Now for me, my original plan was to build this, add it to my catalog/portfolio of controllers, and then sell this one off. But as I got into the design and build of it, I really started developing a fondness for it, and decided to build, and keep it for myself. But being me, I didn’t simply want just any old controller, I wanted a little something special, so may I present to you, my:
The Orange Special – VVG Enhanced Controller
To the unknowing, this model will look near identical to the one pictured above, but there are 2 major differences, selected by me, for my personal preferences. Firstly, and the only item semi-visually obvious, is the knob used for the paddle control. I prefer the ATARI Super Breakout arcade knob for my paddle play. So I sourced an original arcade knob from ebay (no reproductions or printed parts here), and I’ve installed that here, on The Orange Special. Secondly, and most importantly, is the joystick. Externally, you can’t tell any difference, but what’s installed inside, is a Buttercade OpticIL joystick.

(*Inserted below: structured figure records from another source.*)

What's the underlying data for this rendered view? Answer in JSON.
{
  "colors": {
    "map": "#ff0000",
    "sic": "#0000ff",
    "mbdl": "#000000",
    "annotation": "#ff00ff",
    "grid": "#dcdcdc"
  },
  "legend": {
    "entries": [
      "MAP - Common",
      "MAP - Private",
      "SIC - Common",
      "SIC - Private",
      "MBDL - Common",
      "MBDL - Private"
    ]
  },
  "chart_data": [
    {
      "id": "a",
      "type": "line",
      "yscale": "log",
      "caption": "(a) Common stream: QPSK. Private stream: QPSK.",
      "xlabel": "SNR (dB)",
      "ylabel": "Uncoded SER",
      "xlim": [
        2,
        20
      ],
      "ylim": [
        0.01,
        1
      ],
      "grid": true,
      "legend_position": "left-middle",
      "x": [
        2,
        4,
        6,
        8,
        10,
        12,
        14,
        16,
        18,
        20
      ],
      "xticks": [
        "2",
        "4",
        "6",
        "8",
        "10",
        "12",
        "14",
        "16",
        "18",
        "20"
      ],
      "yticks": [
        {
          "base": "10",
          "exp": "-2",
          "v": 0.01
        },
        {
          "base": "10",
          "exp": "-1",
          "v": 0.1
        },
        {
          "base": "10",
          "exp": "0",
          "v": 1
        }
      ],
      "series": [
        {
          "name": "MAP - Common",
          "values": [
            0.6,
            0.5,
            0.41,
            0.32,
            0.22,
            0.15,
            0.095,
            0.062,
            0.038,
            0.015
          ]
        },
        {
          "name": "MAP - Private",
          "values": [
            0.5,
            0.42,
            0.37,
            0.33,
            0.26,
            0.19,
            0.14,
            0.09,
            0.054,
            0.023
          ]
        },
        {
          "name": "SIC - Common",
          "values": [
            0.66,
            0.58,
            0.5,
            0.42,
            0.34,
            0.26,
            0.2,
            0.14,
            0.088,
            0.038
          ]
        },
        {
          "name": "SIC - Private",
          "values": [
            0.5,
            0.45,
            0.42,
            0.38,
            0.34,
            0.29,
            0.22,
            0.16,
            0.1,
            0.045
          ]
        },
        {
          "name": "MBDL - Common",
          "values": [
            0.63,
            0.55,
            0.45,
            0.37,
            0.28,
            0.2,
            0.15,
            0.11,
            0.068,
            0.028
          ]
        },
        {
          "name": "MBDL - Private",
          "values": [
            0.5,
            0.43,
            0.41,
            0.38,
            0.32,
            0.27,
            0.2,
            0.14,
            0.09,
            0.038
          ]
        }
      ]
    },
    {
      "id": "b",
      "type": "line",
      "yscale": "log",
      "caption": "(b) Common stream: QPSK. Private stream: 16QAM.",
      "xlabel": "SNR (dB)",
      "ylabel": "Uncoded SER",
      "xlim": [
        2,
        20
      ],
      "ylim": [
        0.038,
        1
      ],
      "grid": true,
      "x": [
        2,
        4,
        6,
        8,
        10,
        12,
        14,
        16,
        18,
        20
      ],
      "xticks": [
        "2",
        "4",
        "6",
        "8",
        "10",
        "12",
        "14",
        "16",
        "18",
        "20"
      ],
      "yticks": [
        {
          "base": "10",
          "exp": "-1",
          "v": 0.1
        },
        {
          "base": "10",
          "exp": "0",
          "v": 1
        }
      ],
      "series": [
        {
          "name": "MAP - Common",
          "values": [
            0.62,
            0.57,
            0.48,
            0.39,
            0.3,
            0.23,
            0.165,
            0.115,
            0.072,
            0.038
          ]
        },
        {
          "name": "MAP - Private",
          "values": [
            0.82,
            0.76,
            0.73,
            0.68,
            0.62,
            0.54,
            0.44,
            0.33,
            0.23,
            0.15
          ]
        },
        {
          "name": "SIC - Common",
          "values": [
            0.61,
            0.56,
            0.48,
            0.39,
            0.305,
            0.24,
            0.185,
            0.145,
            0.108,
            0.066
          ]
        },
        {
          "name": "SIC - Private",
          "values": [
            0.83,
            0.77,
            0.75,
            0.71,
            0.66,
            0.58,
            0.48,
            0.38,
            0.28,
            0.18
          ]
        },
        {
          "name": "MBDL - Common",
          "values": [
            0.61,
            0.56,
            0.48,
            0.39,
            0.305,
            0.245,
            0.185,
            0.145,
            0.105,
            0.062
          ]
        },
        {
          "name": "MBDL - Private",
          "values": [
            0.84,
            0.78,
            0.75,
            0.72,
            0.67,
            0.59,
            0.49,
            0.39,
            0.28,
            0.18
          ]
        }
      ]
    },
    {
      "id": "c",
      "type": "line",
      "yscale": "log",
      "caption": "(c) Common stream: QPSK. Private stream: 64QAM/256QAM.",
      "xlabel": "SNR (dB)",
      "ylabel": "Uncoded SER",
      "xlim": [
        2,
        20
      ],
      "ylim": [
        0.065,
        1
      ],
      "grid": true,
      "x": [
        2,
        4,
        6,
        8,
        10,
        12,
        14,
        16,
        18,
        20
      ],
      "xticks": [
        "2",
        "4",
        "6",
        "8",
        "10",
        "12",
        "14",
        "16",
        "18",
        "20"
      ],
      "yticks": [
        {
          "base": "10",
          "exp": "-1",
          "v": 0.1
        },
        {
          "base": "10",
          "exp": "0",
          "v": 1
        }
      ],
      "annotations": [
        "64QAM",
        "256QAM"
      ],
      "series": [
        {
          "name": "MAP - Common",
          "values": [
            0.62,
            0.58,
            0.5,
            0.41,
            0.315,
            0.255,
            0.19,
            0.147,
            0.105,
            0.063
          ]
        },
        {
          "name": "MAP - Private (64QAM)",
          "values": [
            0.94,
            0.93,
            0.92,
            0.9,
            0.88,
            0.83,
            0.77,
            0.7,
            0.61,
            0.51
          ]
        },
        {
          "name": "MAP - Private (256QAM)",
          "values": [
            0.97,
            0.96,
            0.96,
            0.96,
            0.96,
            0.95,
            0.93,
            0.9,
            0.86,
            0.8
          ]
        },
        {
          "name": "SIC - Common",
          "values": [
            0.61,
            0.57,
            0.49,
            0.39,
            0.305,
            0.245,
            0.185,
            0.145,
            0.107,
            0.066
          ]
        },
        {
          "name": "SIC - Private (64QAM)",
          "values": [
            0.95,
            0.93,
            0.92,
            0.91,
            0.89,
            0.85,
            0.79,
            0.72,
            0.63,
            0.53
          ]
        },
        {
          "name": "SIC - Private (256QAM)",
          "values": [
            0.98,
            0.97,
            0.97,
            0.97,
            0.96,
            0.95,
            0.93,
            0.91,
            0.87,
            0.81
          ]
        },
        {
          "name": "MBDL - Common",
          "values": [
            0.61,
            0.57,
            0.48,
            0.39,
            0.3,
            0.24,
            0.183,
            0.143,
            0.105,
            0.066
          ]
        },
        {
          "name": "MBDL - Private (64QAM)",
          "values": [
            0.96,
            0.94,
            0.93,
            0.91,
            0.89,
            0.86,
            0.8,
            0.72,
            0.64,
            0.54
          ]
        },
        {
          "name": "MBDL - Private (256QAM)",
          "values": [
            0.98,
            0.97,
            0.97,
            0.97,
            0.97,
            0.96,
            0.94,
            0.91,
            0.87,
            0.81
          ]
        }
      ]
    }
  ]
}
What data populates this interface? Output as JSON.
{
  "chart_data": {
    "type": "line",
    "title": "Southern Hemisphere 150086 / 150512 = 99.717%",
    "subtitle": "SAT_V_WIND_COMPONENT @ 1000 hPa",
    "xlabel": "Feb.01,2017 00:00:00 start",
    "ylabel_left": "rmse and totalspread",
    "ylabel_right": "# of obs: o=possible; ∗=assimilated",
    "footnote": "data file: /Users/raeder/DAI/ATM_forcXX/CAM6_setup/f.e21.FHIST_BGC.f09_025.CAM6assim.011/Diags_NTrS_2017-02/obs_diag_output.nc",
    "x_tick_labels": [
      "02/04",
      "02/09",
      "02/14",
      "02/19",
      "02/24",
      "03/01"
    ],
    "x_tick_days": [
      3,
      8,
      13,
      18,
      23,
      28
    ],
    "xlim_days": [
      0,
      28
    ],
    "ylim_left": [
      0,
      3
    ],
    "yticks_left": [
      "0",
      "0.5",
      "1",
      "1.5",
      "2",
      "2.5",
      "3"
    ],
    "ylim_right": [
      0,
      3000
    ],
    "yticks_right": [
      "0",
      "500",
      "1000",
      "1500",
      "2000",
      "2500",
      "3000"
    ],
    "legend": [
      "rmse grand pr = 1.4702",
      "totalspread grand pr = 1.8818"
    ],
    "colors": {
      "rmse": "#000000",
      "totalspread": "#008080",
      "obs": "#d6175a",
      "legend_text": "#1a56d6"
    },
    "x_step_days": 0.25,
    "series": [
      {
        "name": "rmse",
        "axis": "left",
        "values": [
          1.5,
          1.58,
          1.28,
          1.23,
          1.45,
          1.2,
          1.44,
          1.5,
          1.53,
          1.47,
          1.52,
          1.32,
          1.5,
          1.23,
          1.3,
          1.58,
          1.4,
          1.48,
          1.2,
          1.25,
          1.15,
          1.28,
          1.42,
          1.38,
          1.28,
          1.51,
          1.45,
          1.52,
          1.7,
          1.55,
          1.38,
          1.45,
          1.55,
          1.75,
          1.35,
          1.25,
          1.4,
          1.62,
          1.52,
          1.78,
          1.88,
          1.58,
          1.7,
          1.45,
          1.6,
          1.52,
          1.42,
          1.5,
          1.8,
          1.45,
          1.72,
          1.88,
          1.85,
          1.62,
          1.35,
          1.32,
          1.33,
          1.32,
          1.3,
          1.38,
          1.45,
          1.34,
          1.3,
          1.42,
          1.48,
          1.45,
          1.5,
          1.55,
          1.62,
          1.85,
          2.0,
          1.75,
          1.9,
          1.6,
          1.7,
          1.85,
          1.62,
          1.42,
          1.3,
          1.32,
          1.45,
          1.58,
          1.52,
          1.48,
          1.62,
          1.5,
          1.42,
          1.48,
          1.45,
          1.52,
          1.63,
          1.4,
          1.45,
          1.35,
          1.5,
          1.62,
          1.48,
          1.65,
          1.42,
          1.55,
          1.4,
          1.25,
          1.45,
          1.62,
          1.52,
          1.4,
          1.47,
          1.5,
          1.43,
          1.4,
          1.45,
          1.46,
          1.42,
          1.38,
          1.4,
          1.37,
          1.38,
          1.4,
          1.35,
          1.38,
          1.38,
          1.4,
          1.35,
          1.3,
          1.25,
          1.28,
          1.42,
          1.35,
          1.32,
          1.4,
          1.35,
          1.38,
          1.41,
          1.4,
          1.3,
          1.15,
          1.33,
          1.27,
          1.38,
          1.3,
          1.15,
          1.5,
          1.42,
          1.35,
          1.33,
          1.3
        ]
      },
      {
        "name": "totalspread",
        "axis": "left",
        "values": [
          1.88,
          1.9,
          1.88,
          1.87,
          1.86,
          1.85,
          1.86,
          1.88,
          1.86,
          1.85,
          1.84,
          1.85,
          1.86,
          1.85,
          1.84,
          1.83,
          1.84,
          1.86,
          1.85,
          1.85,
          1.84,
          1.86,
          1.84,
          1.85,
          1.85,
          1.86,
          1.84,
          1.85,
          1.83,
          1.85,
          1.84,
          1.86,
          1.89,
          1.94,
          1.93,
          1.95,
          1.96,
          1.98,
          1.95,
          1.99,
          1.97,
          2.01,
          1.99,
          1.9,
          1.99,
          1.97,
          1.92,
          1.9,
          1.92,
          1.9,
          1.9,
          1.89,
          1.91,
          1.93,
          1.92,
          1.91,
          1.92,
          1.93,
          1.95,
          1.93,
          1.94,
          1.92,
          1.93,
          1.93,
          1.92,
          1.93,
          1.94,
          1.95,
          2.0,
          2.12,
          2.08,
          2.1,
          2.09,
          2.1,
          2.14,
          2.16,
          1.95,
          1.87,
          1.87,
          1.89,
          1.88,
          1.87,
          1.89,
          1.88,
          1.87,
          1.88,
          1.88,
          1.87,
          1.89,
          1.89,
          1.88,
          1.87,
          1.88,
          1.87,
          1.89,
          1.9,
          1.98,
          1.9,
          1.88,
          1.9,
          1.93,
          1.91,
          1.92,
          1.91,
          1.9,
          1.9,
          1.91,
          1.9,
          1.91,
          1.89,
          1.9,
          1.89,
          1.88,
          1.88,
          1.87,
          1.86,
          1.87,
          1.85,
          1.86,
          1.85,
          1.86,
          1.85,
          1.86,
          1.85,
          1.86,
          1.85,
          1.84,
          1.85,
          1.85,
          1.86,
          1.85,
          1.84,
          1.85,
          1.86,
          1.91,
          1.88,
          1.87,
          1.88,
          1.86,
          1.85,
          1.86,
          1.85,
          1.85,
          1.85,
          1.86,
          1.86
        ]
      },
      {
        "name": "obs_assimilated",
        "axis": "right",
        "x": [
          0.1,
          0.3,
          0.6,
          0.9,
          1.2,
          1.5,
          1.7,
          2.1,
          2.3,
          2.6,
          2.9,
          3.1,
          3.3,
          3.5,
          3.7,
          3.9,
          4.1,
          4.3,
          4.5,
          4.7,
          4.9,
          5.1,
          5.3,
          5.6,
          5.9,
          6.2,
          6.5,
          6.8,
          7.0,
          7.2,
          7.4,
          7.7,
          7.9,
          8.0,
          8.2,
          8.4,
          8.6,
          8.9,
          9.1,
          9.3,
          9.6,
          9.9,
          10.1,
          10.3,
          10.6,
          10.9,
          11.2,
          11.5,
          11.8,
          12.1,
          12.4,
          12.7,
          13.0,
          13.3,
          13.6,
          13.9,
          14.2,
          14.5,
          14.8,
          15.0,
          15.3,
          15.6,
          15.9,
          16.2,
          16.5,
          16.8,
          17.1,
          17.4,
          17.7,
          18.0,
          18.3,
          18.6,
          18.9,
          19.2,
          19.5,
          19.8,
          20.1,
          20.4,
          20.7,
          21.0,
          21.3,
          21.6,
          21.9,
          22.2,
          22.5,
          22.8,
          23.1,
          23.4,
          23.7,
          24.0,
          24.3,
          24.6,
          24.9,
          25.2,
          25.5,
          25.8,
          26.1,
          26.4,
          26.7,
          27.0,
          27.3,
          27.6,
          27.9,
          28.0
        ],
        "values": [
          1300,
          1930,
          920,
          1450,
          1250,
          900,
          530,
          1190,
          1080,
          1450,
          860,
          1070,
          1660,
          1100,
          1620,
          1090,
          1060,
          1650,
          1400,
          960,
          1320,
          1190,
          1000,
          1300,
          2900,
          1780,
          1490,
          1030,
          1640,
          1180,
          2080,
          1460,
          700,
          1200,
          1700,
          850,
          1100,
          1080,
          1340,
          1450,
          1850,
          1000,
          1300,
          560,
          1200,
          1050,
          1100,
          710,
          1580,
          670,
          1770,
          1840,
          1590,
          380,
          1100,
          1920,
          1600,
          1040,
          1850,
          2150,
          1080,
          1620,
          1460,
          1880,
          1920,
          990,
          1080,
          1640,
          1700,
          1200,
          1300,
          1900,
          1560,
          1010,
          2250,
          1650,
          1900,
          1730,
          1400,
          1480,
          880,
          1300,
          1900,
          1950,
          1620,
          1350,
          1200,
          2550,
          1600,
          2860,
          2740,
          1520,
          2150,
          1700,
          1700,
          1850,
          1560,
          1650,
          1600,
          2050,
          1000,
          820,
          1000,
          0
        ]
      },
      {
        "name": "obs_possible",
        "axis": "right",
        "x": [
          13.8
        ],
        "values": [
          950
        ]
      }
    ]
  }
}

While it has been made sometimes annoyingly obvious by some, that there are those, who need to hear a joystick click, to verify that it’s working…I personally, am not one of those people. And while I don’t absolutely lament the clicking of micro-switches (unless they’re super loud Japanese ones), I definitely prefer silent controls. So even though the obvious choice here would be to install a WICO leaf-switch joystick like the kiosk originals…I decided to install a silent optical joystick…like those that were sold as options and upgrades to the original leaf-switch joysticks, back in the day. In this instance, the Buttercade OpticIL starts its life as an iL EuroJoystick 2, has its micro-switches and switch actuator removed, and gets a custom PCB which accommodates the necessary electronics, magic, and witchcraft…that can harness the awesome power of light. This in turn, provides a silent joystick solution, without all of the fuss, all of the muss, and all of the maintenance of external leaf-switches…that so many people seem to be afraid of. Additionally the OpticIL PCB includes 2 sets of dip switches (one set for the cardinal directions, and another set for the diagonals), which allow the user to adjust the sensitivity of the joystick for their preference, and offers 4 different levels (Minimum 1 – Maximum 4) of sensitivity, unique to each set of directions. No, the diagonals cannot be completely turned off, to make this 8-way joystick a true 4-way…but they can be “de-sensitized” so that it’s a lot more forgiving when playing 4-way games.
And now...that’s all. Hopefully I’ve been able to provide a little bit of inspiration and/or some helpful information, to any of those considering building their own custom controller(s). Enjoy!